The solution is exactly similar as above. The only difference is that we find the maximum side of the maximum square, so we can return the size of the maximal square in the given matrix.
class Solution {
public:
int maximalSquare(vector<vector<char>>& matrix) {
int rows = matrix.size();
int cols = matrix[0].size();
if(!rows) return 0;
vector<vector<int>> table(rows + 1, vector<int>(cols + 1, 0));
int size = 0;
for(int i = 1; i < rows + 1; i++) {
for(int j = 1; j < cols + 1; j++) {
if(matrix[i - 1][j - 1] == '1') {
table[i][j] = min({table[i - 1][j - 1], table[i - 1][j], table[i][j - 1]}) + 1;
size = max(size, table[i][j]);
}
}
}
return size * size;
}
};
Also note that in this matrix cell values have characters instead of integers.

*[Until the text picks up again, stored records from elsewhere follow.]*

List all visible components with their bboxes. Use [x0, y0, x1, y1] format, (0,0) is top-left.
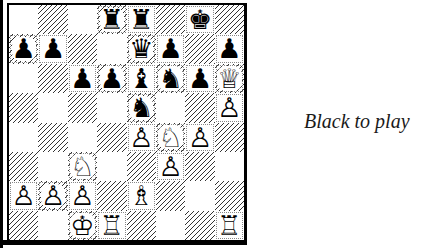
piece-white-pawn: ♙ — [70, 181, 94, 210]
square-f8[interactable] — [156, 5, 185, 34]
piece-black-knight: ♞ — [159, 64, 183, 93]
square-b6[interactable] — [38, 64, 67, 93]
square-e1[interactable] — [127, 211, 156, 240]
square-c7[interactable] — [68, 34, 97, 63]
square-b8[interactable] — [38, 5, 67, 34]
square-a5[interactable] — [9, 93, 38, 122]
piece-black-pawn: ♟ — [41, 34, 65, 63]
piece-white-pawn: ♙ — [159, 152, 183, 181]
piece-black-pawn: ♟ — [100, 64, 124, 93]
square-e2[interactable]: ♗ — [127, 181, 156, 210]
piece-black-pawn: ♟ — [188, 64, 212, 93]
square-h2[interactable] — [215, 181, 244, 210]
square-d4[interactable] — [97, 123, 126, 152]
square-d7[interactable] — [97, 34, 126, 63]
square-f7[interactable]: ♟ — [156, 34, 185, 63]
piece-black-queen: ♛ — [129, 34, 153, 63]
square-d3[interactable] — [97, 152, 126, 181]
square-d5[interactable] — [97, 93, 126, 122]
square-f4[interactable]: ♘ — [156, 123, 185, 152]
square-a8[interactable] — [9, 5, 38, 34]
square-c2[interactable]: ♙ — [68, 181, 97, 210]
square-a2[interactable]: ♙ — [9, 181, 38, 210]
square-h3[interactable] — [215, 152, 244, 181]
piece-black-pawn: ♟ — [70, 64, 94, 93]
square-h6[interactable]: ♕ — [215, 64, 244, 93]
square-b5[interactable] — [38, 93, 67, 122]
square-b3[interactable] — [38, 152, 67, 181]
square-h5[interactable]: ♙ — [215, 93, 244, 122]
square-f5[interactable] — [156, 93, 185, 122]
square-g8[interactable]: ♚ — [185, 5, 214, 34]
piece-white-queen: ♕ — [217, 64, 241, 93]
piece-white-rook: ♖ — [217, 211, 241, 240]
piece-white-pawn: ♙ — [41, 181, 65, 210]
piece-white-pawn: ♙ — [217, 93, 241, 122]
square-g1[interactable] — [185, 211, 214, 240]
square-d8[interactable]: ♜ — [97, 5, 126, 34]
page-background: ♜♜♚♟♟♛♟♟♟♟♝♞♟♕♞♙♙♘♙♘♙♙♙♙♗♔♖♖ Black to pl… — [0, 0, 434, 248]
square-e8[interactable]: ♜ — [127, 5, 156, 34]
square-h4[interactable] — [215, 123, 244, 152]
scan-edge-line — [0, 0, 3, 248]
square-c3[interactable]: ♘ — [68, 152, 97, 181]
square-c4[interactable] — [68, 123, 97, 152]
piece-white-bishop: ♗ — [129, 181, 153, 210]
square-d2[interactable] — [97, 181, 126, 210]
piece-black-bishop: ♝ — [129, 64, 153, 93]
square-a1[interactable] — [9, 211, 38, 240]
square-b4[interactable] — [38, 123, 67, 152]
square-d1[interactable]: ♖ — [97, 211, 126, 240]
square-b2[interactable]: ♙ — [38, 181, 67, 210]
square-g5[interactable] — [185, 93, 214, 122]
square-g6[interactable]: ♟ — [185, 64, 214, 93]
piece-black-pawn: ♟ — [12, 34, 36, 63]
piece-black-pawn: ♟ — [159, 34, 183, 63]
piece-black-king: ♚ — [188, 5, 212, 34]
square-e6[interactable]: ♝ — [127, 64, 156, 93]
square-f3[interactable]: ♙ — [156, 152, 185, 181]
square-d6[interactable]: ♟ — [97, 64, 126, 93]
square-g3[interactable] — [185, 152, 214, 181]
square-c6[interactable]: ♟ — [68, 64, 97, 93]
square-a6[interactable] — [9, 64, 38, 93]
piece-black-knight: ♞ — [129, 93, 153, 122]
piece-black-rook: ♜ — [129, 5, 153, 34]
square-f1[interactable] — [156, 211, 185, 240]
square-c1[interactable]: ♔ — [68, 211, 97, 240]
square-g4[interactable]: ♙ — [185, 123, 214, 152]
square-e7[interactable]: ♛ — [127, 34, 156, 63]
square-f6[interactable]: ♞ — [156, 64, 185, 93]
piece-white-knight: ♘ — [70, 152, 94, 181]
square-g7[interactable] — [185, 34, 214, 63]
piece-white-rook: ♖ — [100, 211, 124, 240]
piece-black-pawn: ♟ — [217, 34, 241, 63]
piece-white-pawn: ♙ — [188, 123, 212, 152]
square-f2[interactable] — [156, 181, 185, 210]
square-e4[interactable]: ♙ — [127, 123, 156, 152]
square-a3[interactable] — [9, 152, 38, 181]
piece-white-king: ♔ — [70, 211, 94, 240]
square-c8[interactable] — [68, 5, 97, 34]
square-c5[interactable] — [68, 93, 97, 122]
square-b7[interactable]: ♟ — [38, 34, 67, 63]
square-h8[interactable] — [215, 5, 244, 34]
piece-white-pawn: ♙ — [12, 181, 36, 210]
square-e5[interactable]: ♞ — [127, 93, 156, 122]
piece-white-knight: ♘ — [159, 123, 183, 152]
square-h1[interactable]: ♖ — [215, 211, 244, 240]
square-h7[interactable]: ♟ — [215, 34, 244, 63]
square-g2[interactable] — [185, 181, 214, 210]
piece-white-pawn: ♙ — [129, 123, 153, 152]
square-a4[interactable] — [9, 123, 38, 152]
chess-board: ♜♜♚♟♟♛♟♟♟♟♝♞♟♕♞♙♙♘♙♘♙♙♙♙♗♔♖♖ — [7, 3, 247, 245]
side-to-move-caption: Black to play — [304, 110, 410, 133]
square-e3[interactable] — [127, 152, 156, 181]
square-b1[interactable] — [38, 211, 67, 240]
piece-black-rook: ♜ — [100, 5, 124, 34]
square-a7[interactable]: ♟ — [9, 34, 38, 63]
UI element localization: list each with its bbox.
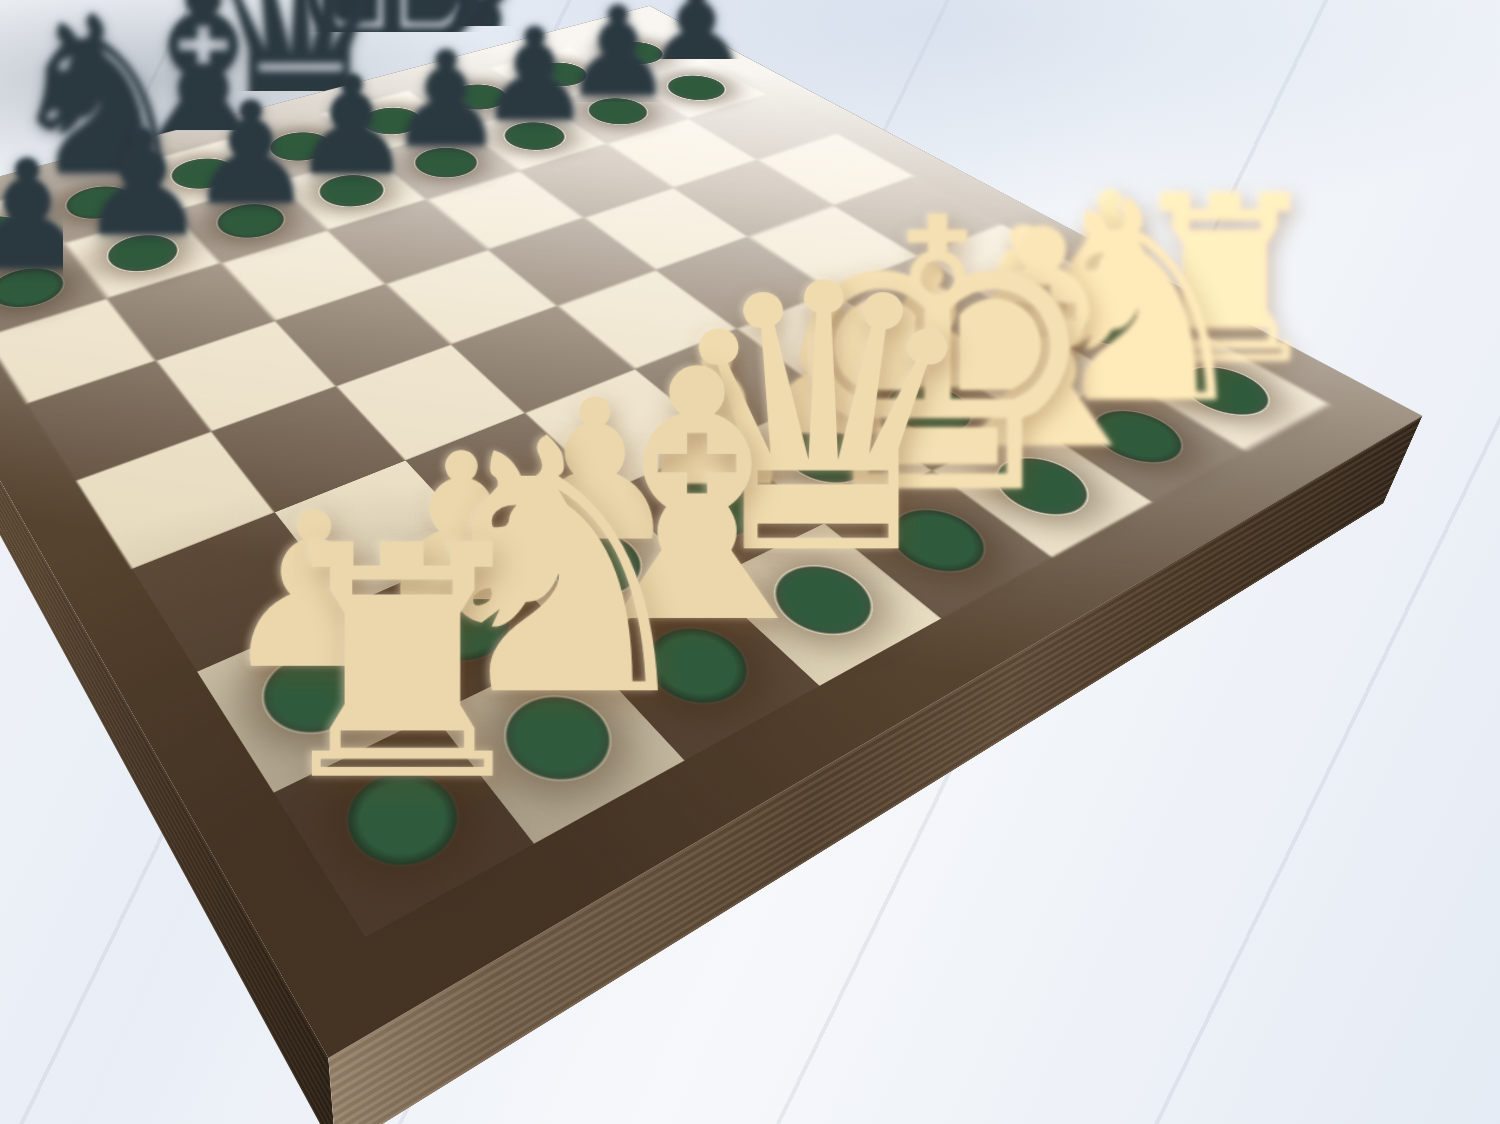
photo-scene: ♜♞♝♛♚♝♞♜♟♟♟♟♟♟♟♟♟♟♟♟♟♟♟♟♜♞♝♛♚♝♞♜ — [0, 0, 1500, 1124]
chess-board: ♜♞♝♛♚♝♞♜♟♟♟♟♟♟♟♟♟♟♟♟♟♟♟♟♜♞♝♛♚♝♞♜ — [0, 6, 1422, 1058]
scene-3d: ♜♞♝♛♚♝♞♜♟♟♟♟♟♟♟♟♟♟♟♟♟♟♟♟♜♞♝♛♚♝♞♜ — [0, 0, 1500, 1124]
board-squares-area: ♜♞♝♛♚♝♞♜♟♟♟♟♟♟♟♟♟♟♟♟♟♟♟♟♜♞♝♛♚♝♞♜ — [0, 27, 1329, 937]
white-rook-glyph: ♜ — [188, 504, 616, 825]
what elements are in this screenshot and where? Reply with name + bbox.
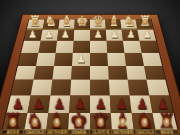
square-f6[interactable] xyxy=(50,80,71,96)
square-e2[interactable] xyxy=(74,30,90,41)
square-h3[interactable] xyxy=(21,41,40,53)
square-a5[interactable] xyxy=(144,66,165,80)
square-b5[interactable] xyxy=(126,66,147,80)
red-bishop[interactable]: ♝ xyxy=(48,111,67,132)
white-rook[interactable]: ♜ xyxy=(139,15,152,29)
square-d6[interactable] xyxy=(90,80,110,96)
square-f3[interactable] xyxy=(56,41,74,53)
portrait-photo xyxy=(10,118,17,127)
square-e5[interactable] xyxy=(71,66,90,80)
square-a4[interactable] xyxy=(142,53,162,66)
game-stage: ♜♞♝♚♛♝♞♜♟♟♟♟♟♟♟♟♟♟♟♟♟♟♟♟♜BIDEN♞DASCHLE♝G… xyxy=(0,0,180,135)
square-a6[interactable] xyxy=(147,80,170,96)
square-d2[interactable]: ♟ xyxy=(90,30,106,41)
white-king[interactable]: ♚ xyxy=(76,15,89,29)
white-knight[interactable]: ♞ xyxy=(123,15,136,29)
portrait-photo xyxy=(95,19,100,25)
portrait-photo xyxy=(143,19,148,25)
portrait-photo xyxy=(54,118,61,127)
white-pawn[interactable]: ♟ xyxy=(61,29,70,39)
portrait-photo xyxy=(163,118,170,127)
square-c6[interactable] xyxy=(109,80,130,96)
white-pawn[interactable]: ♟ xyxy=(45,29,54,39)
square-a8[interactable]: ♜BIDEN xyxy=(153,113,179,134)
white-pawn[interactable]: ♟ xyxy=(76,53,86,64)
white-pawn[interactable]: ♟ xyxy=(110,29,119,39)
portrait-photo xyxy=(127,19,132,25)
square-g4[interactable] xyxy=(36,53,56,66)
white-bishop[interactable]: ♝ xyxy=(107,15,120,29)
white-rook[interactable]: ♜ xyxy=(29,15,42,29)
portrait-photo xyxy=(64,19,69,25)
square-d3[interactable] xyxy=(90,41,107,53)
square-g6[interactable] xyxy=(31,80,53,96)
portrait-photo xyxy=(76,118,83,127)
portrait-photo xyxy=(142,118,149,127)
portrait-photo xyxy=(32,118,39,127)
square-c2[interactable]: ♟ xyxy=(106,30,123,41)
portrait-photo xyxy=(120,118,127,127)
white-knight[interactable]: ♞ xyxy=(44,15,57,29)
portrait-photo xyxy=(80,19,85,25)
red-knight[interactable]: ♞ xyxy=(136,111,155,132)
square-d4[interactable] xyxy=(90,53,108,66)
square-e6[interactable] xyxy=(70,80,90,96)
square-f2[interactable]: ♟ xyxy=(57,30,74,41)
board-scene: ♜♞♝♚♛♝♞♜♟♟♟♟♟♟♟♟♟♟♟♟♟♟♟♟♜BIDEN♞DASCHLE♝G… xyxy=(8,0,172,135)
square-e4[interactable]: ♟ xyxy=(72,53,90,66)
portrait-photo xyxy=(98,118,105,127)
red-rook[interactable]: ♜ xyxy=(4,111,23,132)
square-f5[interactable] xyxy=(52,66,72,80)
chess-board[interactable]: ♜♞♝♚♛♝♞♜♟♟♟♟♟♟♟♟♟♟♟♟♟♟♟♟♜BIDEN♞DASCHLE♝G… xyxy=(0,19,180,135)
red-bishop[interactable]: ♝ xyxy=(114,111,133,132)
portrait-photo xyxy=(33,19,38,25)
square-a3[interactable] xyxy=(139,41,158,53)
wooden-board-frame: ♜♞♝♚♛♝♞♜♟♟♟♟♟♟♟♟♟♟♟♟♟♟♟♟♜BIDEN♞DASCHLE♝G… xyxy=(0,14,180,135)
square-e8[interactable]: ♚OBAMA xyxy=(68,113,90,134)
square-c3[interactable] xyxy=(106,41,124,53)
red-knight[interactable]: ♞ xyxy=(26,111,45,132)
white-pawn[interactable]: ♟ xyxy=(94,29,103,39)
square-c8[interactable]: ♝GEITHNER xyxy=(111,113,134,134)
square-a2[interactable]: ♟ xyxy=(137,30,155,41)
red-queen[interactable]: ♛ xyxy=(92,111,111,132)
white-queen[interactable]: ♛ xyxy=(92,15,105,29)
square-c4[interactable] xyxy=(107,53,126,66)
square-e1[interactable]: ♚ xyxy=(74,19,90,29)
square-d5[interactable] xyxy=(90,66,109,80)
portrait-photo xyxy=(111,19,116,25)
portrait-photo xyxy=(48,19,53,25)
red-rook[interactable]: ♜ xyxy=(158,111,177,132)
white-pawn[interactable]: ♟ xyxy=(126,29,135,39)
square-g3[interactable] xyxy=(38,41,57,53)
white-bishop[interactable]: ♝ xyxy=(60,15,73,29)
square-h4[interactable] xyxy=(18,53,38,66)
red-king[interactable]: ♚ xyxy=(70,111,89,132)
square-c5[interactable] xyxy=(108,66,128,80)
square-g5[interactable] xyxy=(33,66,54,80)
white-pawn[interactable]: ♟ xyxy=(143,29,152,39)
white-pawn[interactable]: ♟ xyxy=(28,29,37,39)
square-f4[interactable] xyxy=(54,53,73,66)
square-h2[interactable]: ♟ xyxy=(24,30,42,41)
square-f8[interactable]: ♝GEITHNER xyxy=(46,113,69,134)
square-g2[interactable]: ♟ xyxy=(41,30,59,41)
square-b8[interactable]: ♞DASCHLE xyxy=(132,113,157,134)
square-e3[interactable] xyxy=(73,41,90,53)
square-d8[interactable]: ♛CLINTON xyxy=(90,113,112,134)
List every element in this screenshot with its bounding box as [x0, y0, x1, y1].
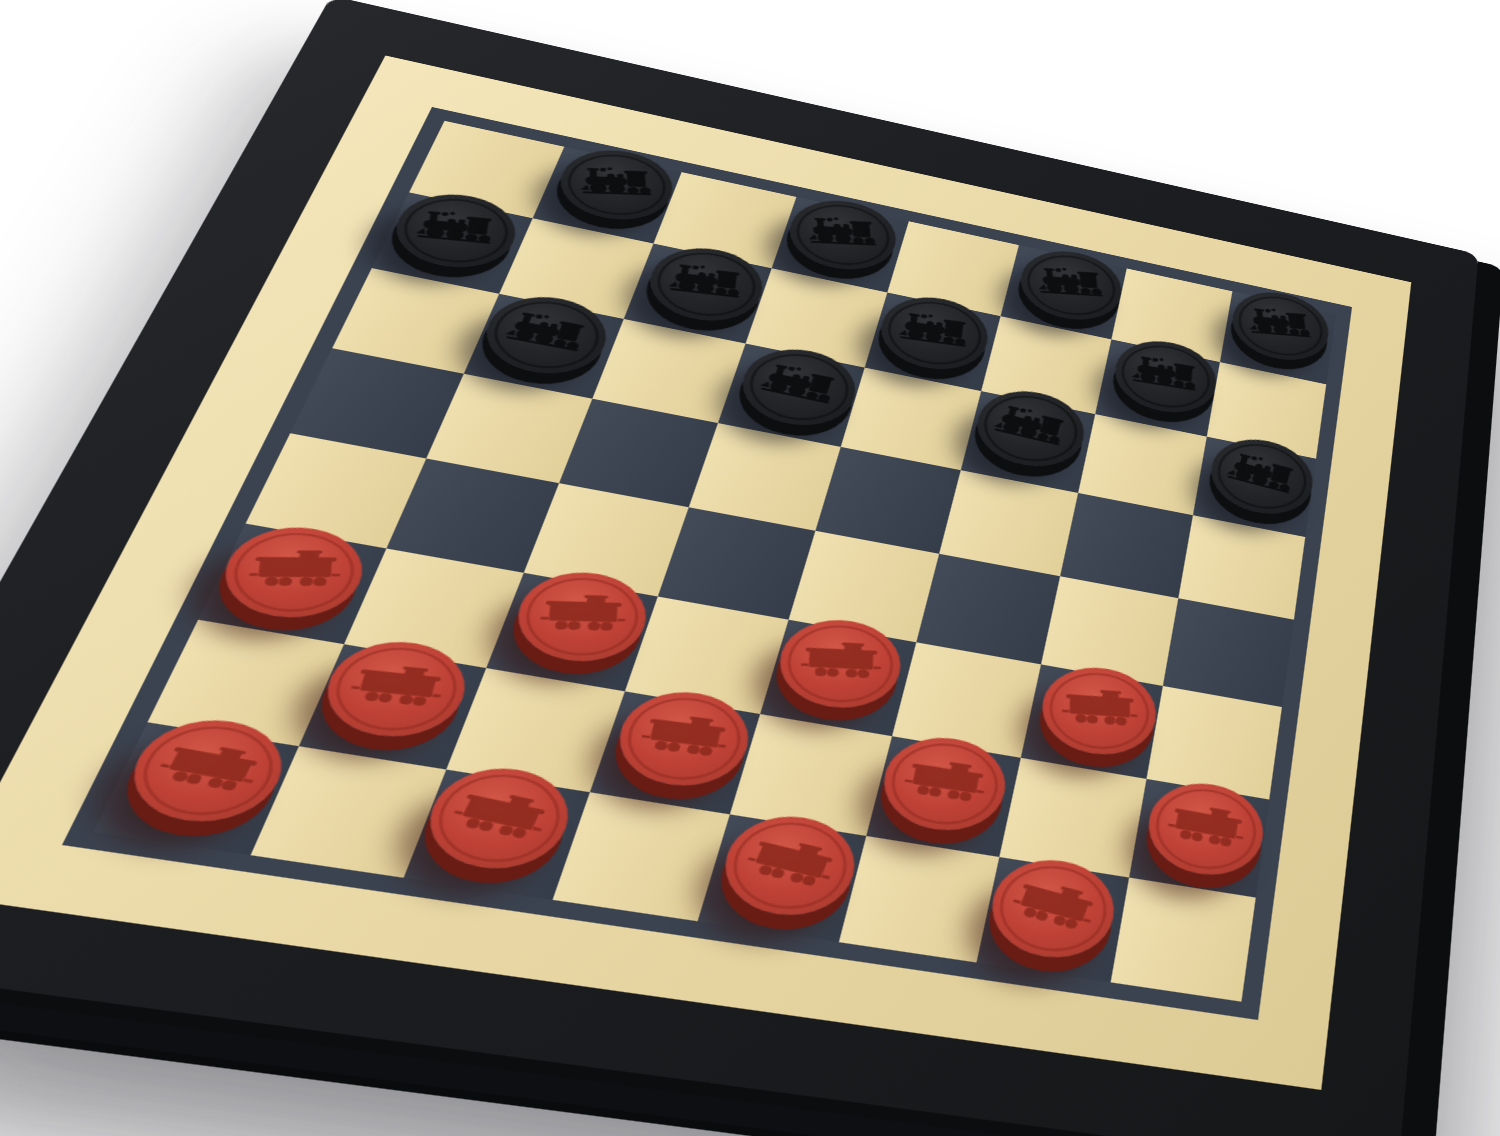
caboose-engraving-icon: [245, 547, 345, 594]
caboose-engraving-icon: [634, 707, 735, 765]
checkers-product-photo: [0, 0, 1500, 1136]
locomotive-engraving-icon: [665, 260, 749, 305]
locomotive-engraving-icon: [989, 400, 1074, 453]
locomotive-engraving-icon: [499, 307, 595, 359]
locomotive-engraving-icon: [1034, 264, 1109, 303]
caboose-engraving-icon: [536, 591, 629, 638]
locomotive-engraving-icon: [805, 214, 883, 252]
caboose-engraving-icon: [1003, 872, 1103, 941]
caboose-engraving-icon: [898, 752, 992, 811]
caboose-engraving-icon: [147, 734, 271, 802]
caboose-engraving-icon: [737, 829, 844, 898]
locomotive-engraving-icon: [1245, 305, 1317, 345]
locomotive-engraving-icon: [412, 207, 501, 252]
caboose-engraving-icon: [1162, 797, 1250, 857]
locomotive-engraving-icon: [755, 359, 845, 412]
caboose-engraving-icon: [798, 637, 884, 685]
square-f8[interactable]: [839, 836, 999, 963]
locomotive-engraving-icon: [895, 309, 974, 355]
caboose-engraving-icon: [442, 782, 557, 850]
squares-grid: [93, 121, 1336, 1002]
caboose-engraving-icon: [1059, 684, 1140, 733]
locomotive-engraving-icon: [1129, 352, 1203, 398]
checkers-board: [0, 0, 1479, 1136]
locomotive-engraving-icon: [1222, 448, 1302, 502]
caboose-engraving-icon: [343, 658, 452, 715]
locomotive-engraving-icon: [577, 165, 658, 202]
square-h8[interactable]: [1111, 878, 1256, 1002]
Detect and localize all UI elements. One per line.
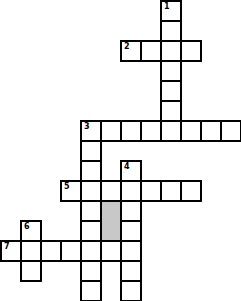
cell-r3-c8[interactable] xyxy=(160,60,182,82)
cell-r12-c6[interactable] xyxy=(120,240,142,262)
cell-r12-c2[interactable] xyxy=(40,240,62,262)
clue-number-2: 2 xyxy=(124,42,130,51)
cell-r9-c4[interactable] xyxy=(80,180,102,202)
cell-r11-c6[interactable] xyxy=(120,220,142,242)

1. Remove Duplicates from Sorted Array (allow once)
This is problem number 26 in the leetcode – https://leetcode.com/problems/remove-duplicates-from-sorted-array/description/
We need to remove all the duplicates from the array, so it will become a unique array. For example –
Input: nums = [0,0,1,1,1,2,2,3,3,4] Output: 5, nums = [0,1,2,3,4,_,_,_,_,_]
We need to return the number of unique elements remaining in the array.
The solution –
class Solution {
public:
int removeDuplicates(vector<int>& nums) {
int count = 0;
int j = 1;
for(int i = 1; i < nums.size(); i++) {
if(nums[i - 1] == nums[i]) count++;
else count = 0;
if(count < 1)
nums[j++] = nums[i];
}
return j; // number of unique elements
}
};
We take two variable count = 0 and j = 1.
We traverse the given array. For each element in the array, we compare previous elements from the current element of the array, if the same then we increase the count value. Otherwise, it is a unique element, so make count = 0.
Also if the count value is less than 1, then put this current element in place of the j index in the array, then increase the value of j.
Finally, we will return j which is the last index value of a unique element in this array.
2. Remove Duplicates from Sorted Array II (allow twice)
This is problem number 80 in the leetcode – https://leetcode.com/problems/remove-duplicates-from-sorted-array-ii/description/
This is a similar problem as above. The only difference is we can allow elements in twice instead of once in the array. For example –
Input: nums = [0,0,1,1,1,1,2,3,3] Output: 7, nums = [0,0,1,1,2,3,3,_,_]
So the solution is –
class Solution {
public:
int removeDuplicates(vector<int>& nums) {
int count = 0;
int j = 1;
for(int i = 1; i < nums.size(); i++) {
if(nums[i - 1] == nums[i]) count++;
else count = 0;
if(count < 2)
nums[j++] = nums[i];
}
return j; // number of unique elements
}
};
So we only difference in the if condition we have condition count<2 instead of count<1.
Conclusion
We have discussed a few similar approach leetcode problems. There are more such problems, you can understand their approach easily. You can understand one approach and implement more problems to learn efficiently and effectively.